Joyce Keyak
Joyce Keyak, orthopedic surgical researcher, with an elephant and human femur. Her research centers around ways to strengthen bones.

Bones are strong, but Joyce Keyak knows they’re not always strong enough.

Osteoporosis can weaken them and cancer can cause damage, so she has spent her career as an engineer and orthopedic researcher finding ways to rectify this.

Keyak created a technique to evaluate the strength of the hip bone, which has proven invaluable for improving care of people with osteoporosis and weakened bones susceptible to breaks. In the elderly, a broken hip can have traumatic repercussions.

“If you have osteoporosis and break your hip, you face major problems,” Keyak says. “Half the people who break their hips never walk again, and up to 20 percent die within a year. Being able to gauge bone strength can help doctors work with their patients to prevent hip fractures.”
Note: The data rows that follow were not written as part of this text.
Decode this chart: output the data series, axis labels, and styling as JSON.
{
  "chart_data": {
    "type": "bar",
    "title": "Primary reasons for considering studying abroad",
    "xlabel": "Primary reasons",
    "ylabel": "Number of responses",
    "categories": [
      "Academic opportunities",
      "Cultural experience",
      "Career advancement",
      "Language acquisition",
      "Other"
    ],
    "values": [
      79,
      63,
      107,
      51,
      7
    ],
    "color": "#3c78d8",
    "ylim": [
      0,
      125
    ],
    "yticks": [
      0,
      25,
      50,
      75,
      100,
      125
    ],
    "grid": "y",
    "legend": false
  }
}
Keyak has since focused her expertise on another illness that can weaken and destroy bones – cancer.

Cancers that begin in the breast, prostate, lung, thyroid and kidney can spread to and disintegrate bones, most commonly the bones in the back. Complicating the condition further, normal radiation treatments for this problem can threaten the spinal cord and cause paralysis.

Keyak worked with colleagues in orthopedic surgery to take a common product of their trade, bone cement, and infuse it with radioactive material that is already used for other treatment.

They have started a company, Bone-Rad Therapeutics, to create the first radioactive bone cement to fight tumors while strengthening the bone.

Normally, a bone cancer patient needs 10 sessions of radiation therapy. But with the Bone-Rad product, according to Keyak, a single injection of the radioactive bone cement can provide an equivalent, targeted tumor treatment with significantly less threat to the spinal cord and nerves. She hopes their product will hit the market within two years.

“What excites me about this project is that it can help hundreds of thousands of cancer patients,” Keyak says. “Not many people have the opportunity to make such a difference. It’s thrilling.”